Leavitt’s comments also conveniently ignore the fact that the Trump administration has been resisting repeated orders by judges, including those from the Supreme Court, to “facilitate” the return of a man whom the Justice Department’s own attorneys have admitted was deported in violation of a judge’s order prohibiting him from being sent to his home country.
Top administration officials have challenged the order of the lower court, arguing that judges do not have the power to dictate American foreign policy under the Constitution and arguing that the man, Kilmar Abrego Garcia, is no longer legally the administration’s burden.
Stephen Miller, architect of the administration’s mass deportation plans, also argued on Thursday that the U.S. was facing a “judicial coup” and warned that “it is the end of democracy” if courts to not stop halting individual orders issued by the Trump administration.

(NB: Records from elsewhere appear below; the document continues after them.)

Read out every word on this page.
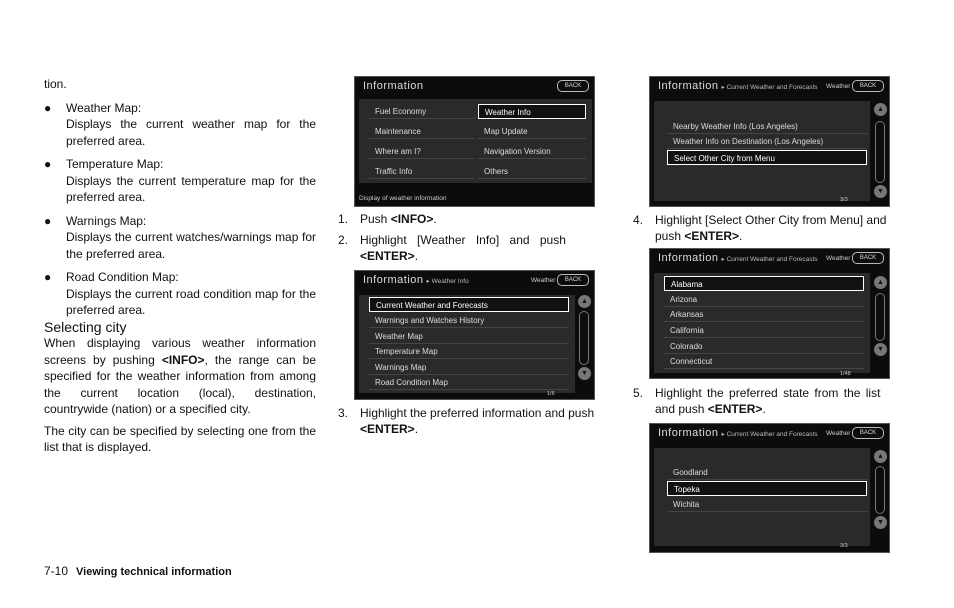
tion.

● Weather Map:

Displays the current weather map for the preferred area.

● Temperature Map:

Displays the current temperature map for the preferred area.

● Warnings Map:

Displays the current watches/warnings map for the preferred area.

● Road Condition Map:

Displays the current road condition map for the preferred area.

Selecting city

When displaying various weather information screens by pushing <INFO>, the range can be specified for the weather information from among the current location (local), destination, countrywide (nation) or a specified city.

The city can be specified by selecting one from the list that is displayed.

Information	BACK
Fuel Economy
Maintenance
Where am I?
Traffic Info
Weather Info
Map Update
Navigation Version
Others
Display of weather information
Information ▸ Weather Info	Weather	BACK
Current Weather and Forecasts
Warnings and Watches History
Weather Map
Temperature Map
Warnings Map
Road Condition Map
▲
▼
1/6
Information ▸ Current Weather and Forecasts Weather	BACK
Nearby Weather Info (Los Angeles)
Weather Info on Destination (Los Angeles)
Select Other City from Menu
▲
▼
3/3
Information ▸ Current Weather and Forecasts Weather	BACK
Alabama
Arizona
Arkansas
California
Colorado
Connecticut
▲
▼
1/48
Information ▸ Current Weather and Forecasts Weather	BACK
Goodland
Topeka
Wichita
▲
▼
3/3
1. Push <INFO>.
2. Highlight [Weather Info] and push
<ENTER>.
3. Highlight the preferred information and push
<ENTER>.
4. Highlight [Select Other City from Menu] and
push <ENTER>.
5. Highlight the preferred state from the list
and push <ENTER>.
7-10 Viewing technical information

It is the end of democracy if not reversed. https://t.co/lmyOLCCnm9
— Stephen Miller (@StephenM) May 29, 2025
By the end of April, Trump had already set a record for the number of executive orders issued by his administration, which at current count sits at 157. No U.S. president has ever issued executive actions at such a rate, the previous record-holder being Franklin D. Roosevelt.
Leavitt’s comparison to Biden is also bizarre, given that Trump’s second-term predecessor took nearly his entire presidency to reach the same number of orders issued by Trump in just four months.
The reality seems to be very simple: Trump and his team, understanding the volatility and unreliability of the GOP’s twin razor-thin majorities in the House and Senate, have sought to largely carry out the president’s second-term agenda via executive fiat, with limited success.
“If you look at all the Supreme Court decisions, they are fed up with him,” constitutional law expert Norm Eisen told MSNBC last week.
“This 7-2 majority is not going to allow Donald Trump to run amok arresting judges and members of Congress.”